Anxiety is as common among older adults as among the young. Generalized anxiety disorder (GAD) is the most common anxiety disorder among older adults, though anxiety disorders in this population are frequently associated with traumatic events.

Facts About Anxiety

Stress Everyone experiences stress and anxiety at one time or another. The difference between them is that stress is a response to a threat in a situation. Anxiety is a reaction to stress.

Post-traumatic Stress Disorder (PTSD) PTSD affects 7.7 million adults,3.5% of the U.S. population. Women are more likely to be affected than men.
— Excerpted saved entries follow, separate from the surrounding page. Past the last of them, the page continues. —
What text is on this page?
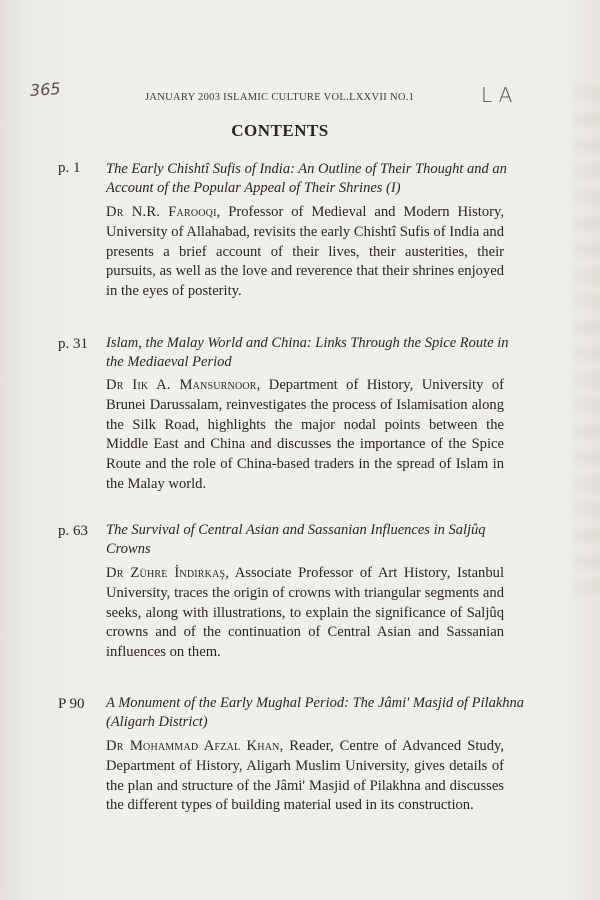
365	LA
JANUARY 2003 ISLAMIC CULTURE VOL.LXXVII NO.1
CONTENTS
p. 1 The Early Chishtî Sufis of India: An Outline of Their Thought and an Account of the Popular Appeal of Their Shrines (I)
Dr N.R. Farooqi, Professor of Medieval and Modern History, University of Allahabad, revisits the early Chishtî Sufis of India and presents a brief account of their lives, their austerities, their pursuits, as well as the love and reverence that their shrines enjoyed in the eyes of posterity.
p. 31 Islam, the Malay World and China: Links Through the Spice Route in the Mediaeval Period
Dr Iik A. Mansurnoor, Department of History, University of Brunei Darussalam, reinvestigates the process of Islamisation along the Silk Road, highlights the major nodal points between the Middle East and China and discusses the importance of the Spice Route and the role of China-based traders in the spread of Islam in the Malay world.
p. 63 The Survival of Central Asian and Sassanian Influences in Saljûq Crowns
Dr Zühre İndirkaş, Associate Professor of Art History, Istanbul University, traces the origin of crowns with triangular segments and seeks, along with illustrations, to explain the significance of Saljûq crowns and of the continuation of Central Asian and Sassanian influences on them.
P 90 A Monument of the Early Mughal Period: The Jâmi' Masjid of Pilakhna (Aligarh District)
Dr Mohammad Afzal Khan, Reader, Centre of Advanced Study, Department of History, Aligarh Muslim University, gives details of the plan and structure of the Jâmi' Masjid of Pilakhna and discusses the different types of building material used in its construction.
Generalized Anxiety Disorder (GAD) GAD affects 6.8 million adults, 3.1% of the U.S. population, yet only 43.2% are receiving treatment. Women are twice as likely to be affected as men. GAD often co-occurs with major depression.

Panic Disorder (PD) PD affects 6 million adults, 2.7% of the U.S. population. Women are twice as likely to be affected as men.
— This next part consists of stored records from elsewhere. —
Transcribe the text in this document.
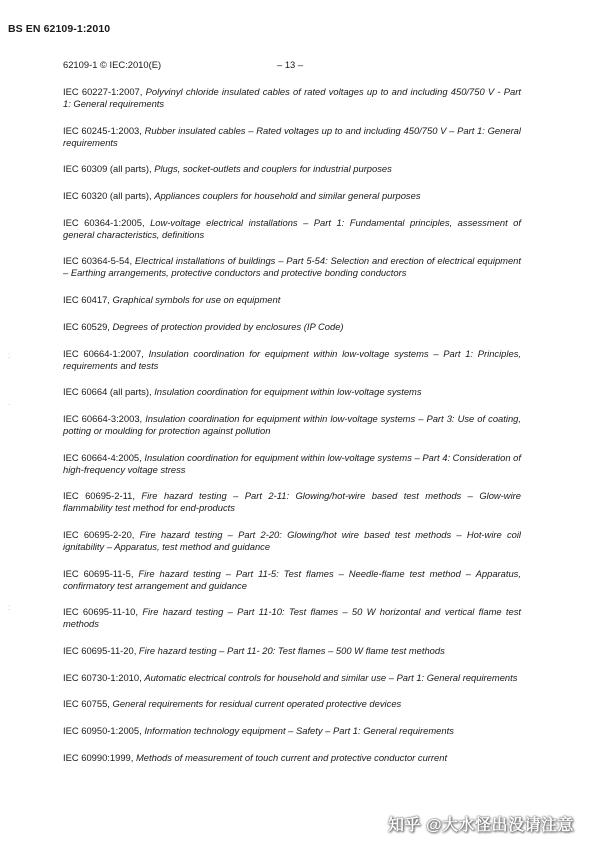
BS EN 62109-1:2010
62109-1 © IEC:2010(E)	– 13 –
IEC 60227-1:2007, Polyvinyl chloride insulated cables of rated voltages up to and including 450/750 V - Part 1: General requirements
IEC 60245-1:2003, Rubber insulated cables – Rated voltages up to and including 450/750 V – Part 1: General requirements
IEC 60309 (all parts), Plugs, socket-outlets and couplers for industrial purposes
IEC 60320 (all parts), Appliances couplers for household and similar general purposes
IEC 60364-1:2005, Low-voltage electrical installations – Part 1: Fundamental principles, assessment of general characteristics, definitions
IEC 60364-5-54, Electrical installations of buildings – Part 5-54: Selection and erection of electrical equipment – Earthing arrangements, protective conductors and protective bonding conductors
IEC 60417, Graphical symbols for use on equipment
IEC 60529, Degrees of protection provided by enclosures (IP Code)
IEC 60664-1:2007, Insulation coordination for equipment within low-voltage systems – Part 1: Principles, requirements and tests
IEC 60664 (all parts), Insulation coordination for equipment within low-voltage systems
IEC 60664-3:2003, Insulation coordination for equipment within low-voltage systems – Part 3: Use of coating, potting or moulding for protection against pollution
IEC 60664-4:2005, Insulation coordination for equipment within low-voltage systems – Part 4: Consideration of high-frequency voltage stress
IEC 60695-2-11, Fire hazard testing – Part 2-11: Glowing/hot-wire based test methods – Glow-wire flammability test method for end-products
IEC 60695-2-20, Fire hazard testing – Part 2-20: Glowing/hot wire based test methods – Hot-wire coil ignitability – Apparatus, test method and guidance
IEC 60695-11-5, Fire hazard testing – Part 11-5: Test flames – Needle-flame test method – Apparatus, confirmatory test arrangement and guidance
IEC 60695-11-10, Fire hazard testing – Part 11-10: Test flames – 50 W horizontal and vertical flame test methods
IEC 60695-11-20, Fire hazard testing – Part 11- 20: Test flames – 500 W flame test methods
IEC 60730-1:2010, Automatic electrical controls for household and similar use – Part 1: General requirements
IEC 60755, General requirements for residual current operated protective devices
IEC 60950-1:2005, Information technology equipment – Safety – Part 1: General requirements
IEC 60990:1999, Methods of measurement of touch current and protective conductor current
:
·
:
知乎 @大水怪出没请注意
Social Anxiety Disorder SAD affects 15 million adults, 6.8% of the U.S. population. SAD is equally common among men and women and typically begins around age 13.
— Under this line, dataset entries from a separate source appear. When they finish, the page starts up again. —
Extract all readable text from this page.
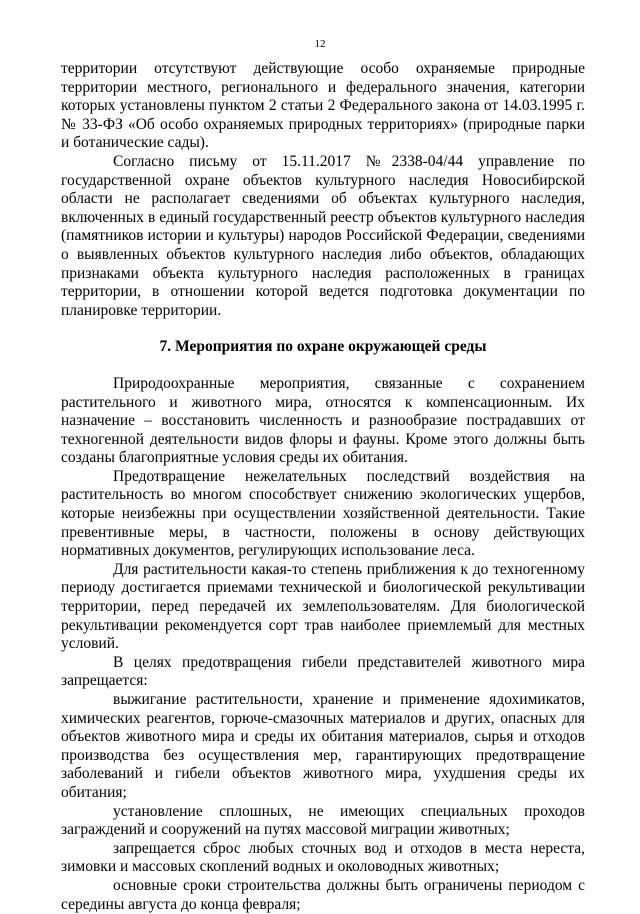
12

территории отсутствуют действующие особо охраняемые природные территории местного, регионального и федерального значения, категории которых установлены пунктом 2 статьи 2 Федерального закона от 14.03.1995 г. № 33-ФЗ «Об особо охраняемых природных территориях» (природные парки и ботанические сады).

Согласно письму от 15.11.2017 №2338-04/44 управление по государственной охране объектов культурного наследия Новосибирской области не располагает сведениями об объектах культурного наследия, включенных в единый государственный реестр объектов культурного наследия (памятников истории и культуры) народов Российской Федерации, сведениями о выявленных объектов культурного наследия либо объектов, обладающих признаками объекта культурного наследия расположенных в границах территории, в отношении которой ведется подготовка документации по планировке территории.

7. Мероприятия по охране окружающей среды

Природоохранные мероприятия, связанные с сохранением растительного и животного мира, относятся к компенсационным. Их назначение – восстановить численность и разнообразие пострадавших от техногенной деятельности видов флоры и фауны. Кроме этого должны быть созданы благоприятные условия среды их обитания.

Предотвращение нежелательных последствий воздействия на растительность во многом способствует снижению экологических ущербов, которые неизбежны при осуществлении хозяйственной деятельности. Такие превентивные меры, в частности, положены в основу действующих нормативных документов, регулирующих использование леса.

Для растительности какая-то степень приближения к до техногенному периоду достигается приемами технической и биологической рекультивации территории, перед передачей их землепользователям. Для биологической рекультивации рекомендуется сорт трав наиболее приемлемый для местных условий.

В целях предотвращения гибели представителей животного мира запрещается:

выжигание растительности, хранение и применение ядохимикатов, химических реагентов, горюче-смазочных материалов и других, опасных для объектов животного мира и среды их обитания материалов, сырья и отходов производства без осуществления мер, гарантирующих предотвращение заболеваний и гибели объектов животного мира, ухудшения среды их обитания;

установление сплошных, не имеющих специальных проходов заграждений и сооружений на путях массовой миграции животных;

запрещается сброс любых сточных вод и отходов в места нереста, зимовки и массовых скоплений водных и околоводных животных;

основные сроки строительства должны быть ограничены периодом с середины августа до конца февраля;
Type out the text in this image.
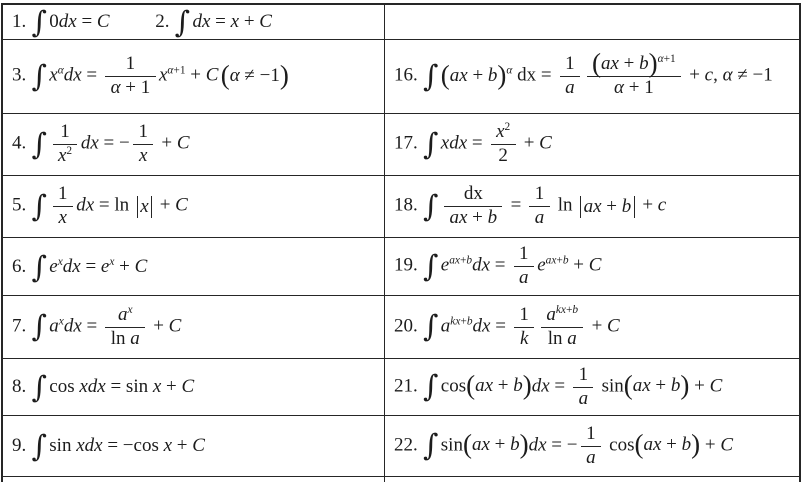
1. ∫ 0dx = C 2. ∫ dx = x + C
3. ∫ $x^\alpha dx = \frac{1}{\alpha + 1} x^{\alpha+1} + C(\alpha \ne -1)$	16. ∫(ax + b)$^\alpha$ dx = $\frac{1}{a} \frac{(ax + b)^{\alpha+1}}{\alpha + 1} + c$, α ≠ −1
4. ∫ $\frac{1}{x^2}$ dx = − $\frac{1}{x} + C$	17. ∫ xdx = $\frac{x^2}{2} + C$
5. ∫ $\frac{1}{x}$ dx = ln x + C	18. ∫ $\frac{dx}{ax + b} = \frac{1}{a}$ ln ax + b + c
6. ∫ $e^xdx = e^x + C$	19. ∫ $e^{ax+b}dx = \frac{1}{a} e^{ax+b} + C$
7. ∫ $a^xdx = \frac{a^x}{\text{ln a}} + C$	20. ∫ $a^{kx+b}dx = \frac{1}{k} \frac{a^{kx+b}}{\text{ln a}} + C$
8. ∫ cos xdx = sin x + C	21. ∫ $\cos(ax + b)dx = \frac{1}{a} \sin(ax + b) + C$
9. ∫ sin xdx = −cos x + C	22. ∫ sin(ax + b)dx = − $\frac{1}{a} \cos(ax + b) + C$
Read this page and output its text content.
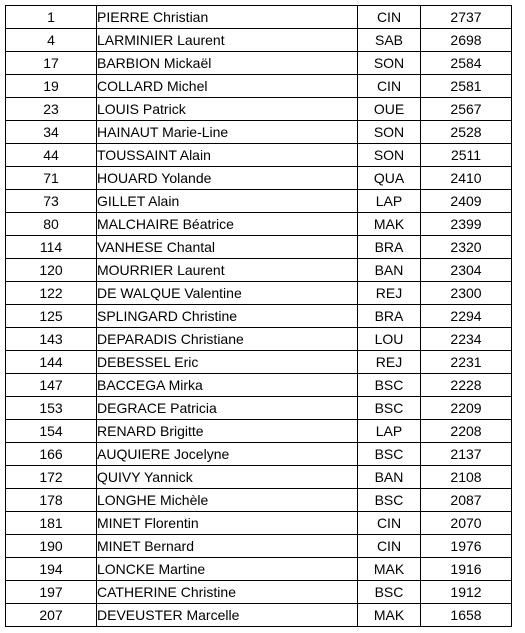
1	PIERRE Christian	CIN	2737
4	LARMINIER Laurent	SAB	2698
17	BARBION Mickaël	SON	2584
19	COLLARD Michel	CIN	2581
23	LOUIS Patrick	OUE	2567
34	HAINAUT Marie-Line	SON	2528
44	TOUSSAINT Alain	SON	2511
71	HOUARD Yolande	QUA	2410
73	GILLET Alain	LAP	2409
80	MALCHAIRE Béatrice	MAK	2399
114	VANHESE Chantal	BRA	2320
120	MOURRIER Laurent	BAN	2304
122	DE WALQUE Valentine	REJ	2300
125	SPLINGARD Christine	BRA	2294
143	DEPARADIS Christiane	LOU	2234
144	DEBESSEL Eric	REJ	2231
147	BACCEGA Mirka	BSC	2228
153	DEGRACE Patricia	BSC	2209
154	RENARD Brigitte	LAP	2208
166	AUQUIERE Jocelyne	BSC	2137
172	QUIVY Yannick	BAN	2108
178	LONGHE Michèle	BSC	2087
181	MINET Florentin	CIN	2070
190	MINET Bernard	CIN	1976
194	LONCKE Martine	MAK	1916
197	CATHERINE Christine	BSC	1912
207	DEVEUSTER Marcelle	MAK	1658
Specific Phobias Specific phobias affect 19 million adults,8.7% of the U.S. population. Women are twice as likely to be affected as men. Symptoms typically begin in childhood; the average age of onset is 7 years old.

Obsessive-Compulsive Disorder (OCD) OCD affects 2.2 million adults,1.0% of the U.S. population. OCD is equally common among men and women. The average age of onset is 19, with 25 percent of cases occurring by age 14. One-third of affected adults first experienced symptoms in childhood.

In 2021, 7.3% of people in the world had an anxiety disorder, according to a systematic review published in the journal Psychological Medicine. The World Health Organization also supports this statistic, as it claims 1 in 13 people have anxiety.

Why is anxiety so common now?

There is no one answer to why anxiety is more common now. It could be due to the decrease in the stigma surrounding mental health issues with more people seeking treatment. Other options are the pandemic, poor sleeping or diet habits, or even the increase in social media use putting anxiety disorders on the rise.

Treatments for Anxiety

Talk to your family doctor or mental health professional. Several options are available including therapy, counseling, medications, as well as non-medical alternatives like yoga and meditation.